Comment Monoprix se lance dans le commerce conversationnel
Filiale du groupe français Casino, Monoprix est la première enseigne européenne de grande distribution à se brancher sur Google Home, l’enceinte connectée du géant américain. Il est donc désormais possible d’y faire ses courses par la voix. Mais comment fonctionne ce système ? Et quelles sont ses limites ?
Le projet, en interne, a été baptisé ” Post-it “. ” Nous avions depuis longtemps la volonté de détrôner le Post-it collé sur le frigidaire, explique Pierre-Marie Desbazeille, directeur marketing client de Monoprix. Et nous avons trouvé ce qui allait le remplacer : la dictée ! ” La chaîne française de grande distribution (700 magasins de centre-ville dans l’Hexagone) a récemment noué un partenariat avec Google pour utiliser son enceinte connectée Google Home. ” Si Google fournit les algorithmes, nous avons dû travailler l’incarnation de la voix pour faire passer le ‘ton Monoprix’ “, explique le responsable. L’enseigne a travaillé avec l’agence Artefact, spécialisée dans les datas et l’intelligence artificielle.
Le commerce conversationnel signe la fin du choix, les résultats proposés correspondant aux marques ayant payé le plus pour être recommandées.

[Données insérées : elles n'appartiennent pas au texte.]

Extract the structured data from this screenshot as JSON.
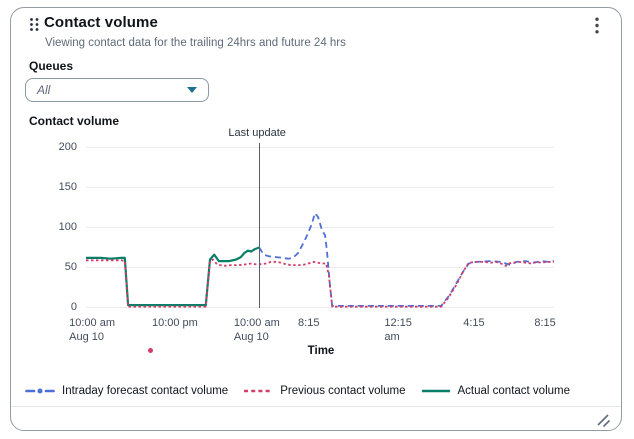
{
  "widget": {
    "title": "Contact volume",
    "subtitle": "Viewing contact data for the trailing 24hrs and future 24 hrs"
  },
  "queues": {
    "label": "Queues",
    "selected": "All"
  },
  "chart_label": "Contact volume",
  "chart_data": {
    "type": "line",
    "title": "Contact volume",
    "xlabel": "Time",
    "ylabel": "",
    "ylim": [
      0,
      200
    ],
    "grid": true,
    "legend_position": "bottom",
    "y_ticks": [
      200,
      150,
      100,
      50,
      0
    ],
    "x_ticks": [
      {
        "pos": 1.3,
        "lines": [
          "10:00 am",
          "Aug 10"
        ]
      },
      {
        "pos": 19.0,
        "lines": [
          "10:00 pm"
        ]
      },
      {
        "pos": 36.5,
        "lines": [
          "10:00 am",
          "Aug 10"
        ]
      },
      {
        "pos": 47.6,
        "lines": [
          "8:15"
        ]
      },
      {
        "pos": 66.7,
        "lines": [
          "12:15",
          "am"
        ]
      },
      {
        "pos": 82.9,
        "lines": [
          "4:15"
        ]
      },
      {
        "pos": 98.1,
        "lines": [
          "8:15"
        ]
      }
    ],
    "annotation": {
      "label": "Last update",
      "pos": 37.0
    },
    "marker_dot": {
      "pos": 13.2,
      "color": "#d23d69"
    },
    "draw_order": [
      2,
      0,
      1
    ],
    "series": [
      {
        "name": "Intraday forecast contact volume",
        "color": "#4f6fd8",
        "style": "dashed",
        "points": [
          [
            37,
            75
          ],
          [
            38,
            66
          ],
          [
            39.1,
            64
          ],
          [
            40.6,
            63
          ],
          [
            42.1,
            62
          ],
          [
            43.2,
            61
          ],
          [
            44.2,
            62
          ],
          [
            45.3,
            68
          ],
          [
            46.4,
            80
          ],
          [
            47.4,
            92
          ],
          [
            48.3,
            105
          ],
          [
            48.9,
            118
          ],
          [
            49.6,
            113
          ],
          [
            50.4,
            97
          ],
          [
            51.1,
            90
          ],
          [
            51.5,
            70
          ],
          [
            52.1,
            30
          ],
          [
            52.6,
            2
          ],
          [
            75.9,
            2
          ],
          [
            77.6,
            15
          ],
          [
            79.1,
            30
          ],
          [
            80.6,
            45
          ],
          [
            81.8,
            55
          ],
          [
            83.3,
            57
          ],
          [
            86.5,
            58
          ],
          [
            88.7,
            57
          ],
          [
            89.7,
            55
          ],
          [
            90.8,
            53
          ],
          [
            91.9,
            57
          ],
          [
            94,
            58
          ],
          [
            95.7,
            56
          ],
          [
            97.2,
            58
          ],
          [
            98.9,
            57
          ],
          [
            100,
            58
          ]
        ]
      },
      {
        "name": "Previous contact volume",
        "color": "#d23d69",
        "style": "dotted",
        "points": [
          [
            0,
            59
          ],
          [
            7.5,
            59
          ],
          [
            8.3,
            58
          ],
          [
            9,
            1
          ],
          [
            25.6,
            1
          ],
          [
            26.5,
            58
          ],
          [
            27.1,
            60
          ],
          [
            28,
            54
          ],
          [
            29.3,
            52
          ],
          [
            31,
            53
          ],
          [
            32.7,
            53
          ],
          [
            34.2,
            54
          ],
          [
            35.3,
            55
          ],
          [
            36.3,
            54
          ],
          [
            37,
            54
          ],
          [
            38.5,
            55
          ],
          [
            39.5,
            57
          ],
          [
            40.6,
            57
          ],
          [
            41.7,
            56
          ],
          [
            42.7,
            54
          ],
          [
            43.8,
            53
          ],
          [
            44.9,
            53
          ],
          [
            45.9,
            53
          ],
          [
            47,
            54
          ],
          [
            48.1,
            56
          ],
          [
            48.7,
            57
          ],
          [
            49.6,
            56
          ],
          [
            50.4,
            55
          ],
          [
            51.3,
            55
          ],
          [
            51.9,
            40
          ],
          [
            52.6,
            1
          ],
          [
            75.9,
            1
          ],
          [
            77.4,
            12
          ],
          [
            79.1,
            28
          ],
          [
            80.6,
            45
          ],
          [
            81.8,
            56
          ],
          [
            83.3,
            57
          ],
          [
            84.8,
            57
          ],
          [
            86.5,
            56
          ],
          [
            87.6,
            57
          ],
          [
            88.7,
            55
          ],
          [
            89.7,
            52
          ],
          [
            90.4,
            55
          ],
          [
            91.2,
            56
          ],
          [
            92.5,
            57
          ],
          [
            94,
            56
          ],
          [
            95.1,
            55
          ],
          [
            96.2,
            57
          ],
          [
            97.2,
            56
          ],
          [
            98.5,
            57
          ],
          [
            100,
            57
          ]
        ]
      },
      {
        "name": "Actual contact volume",
        "color": "#087f68",
        "style": "solid",
        "points": [
          [
            0,
            62
          ],
          [
            3.2,
            62
          ],
          [
            5.3,
            61
          ],
          [
            7.5,
            62
          ],
          [
            8.3,
            62
          ],
          [
            9,
            3
          ],
          [
            25.6,
            3
          ],
          [
            26.5,
            60
          ],
          [
            27.4,
            66
          ],
          [
            28.4,
            58
          ],
          [
            30.6,
            58
          ],
          [
            32.1,
            60
          ],
          [
            33.1,
            63
          ],
          [
            33.8,
            68
          ],
          [
            34.6,
            71
          ],
          [
            35.3,
            70
          ],
          [
            36.1,
            73
          ],
          [
            37,
            75
          ]
        ]
      }
    ]
  }
}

Pour le client, il suffit de s’exclamer ” OK Google. Parle avec Monoprix “, soit via son enceinte connectée Google Home, soit via l’Assistant Google de son smartphone. Il doit ensuite se connecter en dictant son numéro de carte de fidélité contenant tout l’historique de ses achats en ligne ou en magasin. ” Cela nous permet de faire des recommandations contextuelles en fonction des achats précédents “, précise Pierre-Marie Desbazeille. Il suffit ainsi de dire ” beurre ” pour que le client se voie proposer la marque et le format de beurre qu’il achète habituellement. Dans un premier temps, Monoprix s’en tiendra à l’historique des clients, mais l’enseigne devrait bientôt proposer le choix de trois produits de marques différentes ou complémentaires, ainsi que des suggestions en fonction des produits récemment ajoutés. Une fois la liste validée, il est cependant nécessaire de se rendre sur le site de la chaîne pour finaliser et régler son panier de courses. Plutôt cocasse…
Une tête de gondole permanente
Cette manière de faire ses courses pourrait-elle se généraliser ? ” Cela dépend des déploiements de l’assistant. On a une base de clients qui grossit mais doucement “, avouait récemment le président de Monoprix, Régis Schultz, au site d’information spécialisé L’Usine Digitale. Il faut dire que le shopping vocal comporte certaines limites. Alors que la transparence des prix est devenue la norme à l’heure du commerce en ligne, le commerce conversationnel, lui, réintroduit une bonne dose d’opacité. Comment, en tant que client, être certain que le produit proposé est le moins cher – ou en tout cas celui qui me convient le mieux ? Le commerce conversationnel signe donc la fin du choix, les résultats proposés correspondant aux marques ayant payé le plus pour être recommandées. Une tête de gondole permanente, en somme ! Sans compter que Monoprix pourrait être tentée de proposer ses marques propres, celles sur lesquelles la chaîne réalise les marges les plus juteuses… Certes, l’enseigne française affirme se baser sur l’historique des achats pour proposer des produits que les clients achètent habituellement. Mais dans ce cas, quelle place pour le changement ?
Au final, le shopping vocal semble interdire toute forme de complexité. Incapacité de comparer plusieurs articles, difficulté à commander un produit aux caractéristiques spécifiques (imaginez-vous commander vocalement du muesli chocolat/noisettes avec édulcorant provenant de la stévia), impossibilité de scruter les ingrédients de telle ou telle préparation, etc. Autant de freins qui font dire à certains observateurs que le commerce conversationnel ne pourra jamais s’affranchir totalement d’un écran. Contactée (vocalement) par nos soins, la responsable communication de Monoprix nous a répondu (par écrit) : ” Nous ne pouvons pas vous apporter plus de précisions, nous en sommes désolés “. Et là, nous sommes restés… sans voix.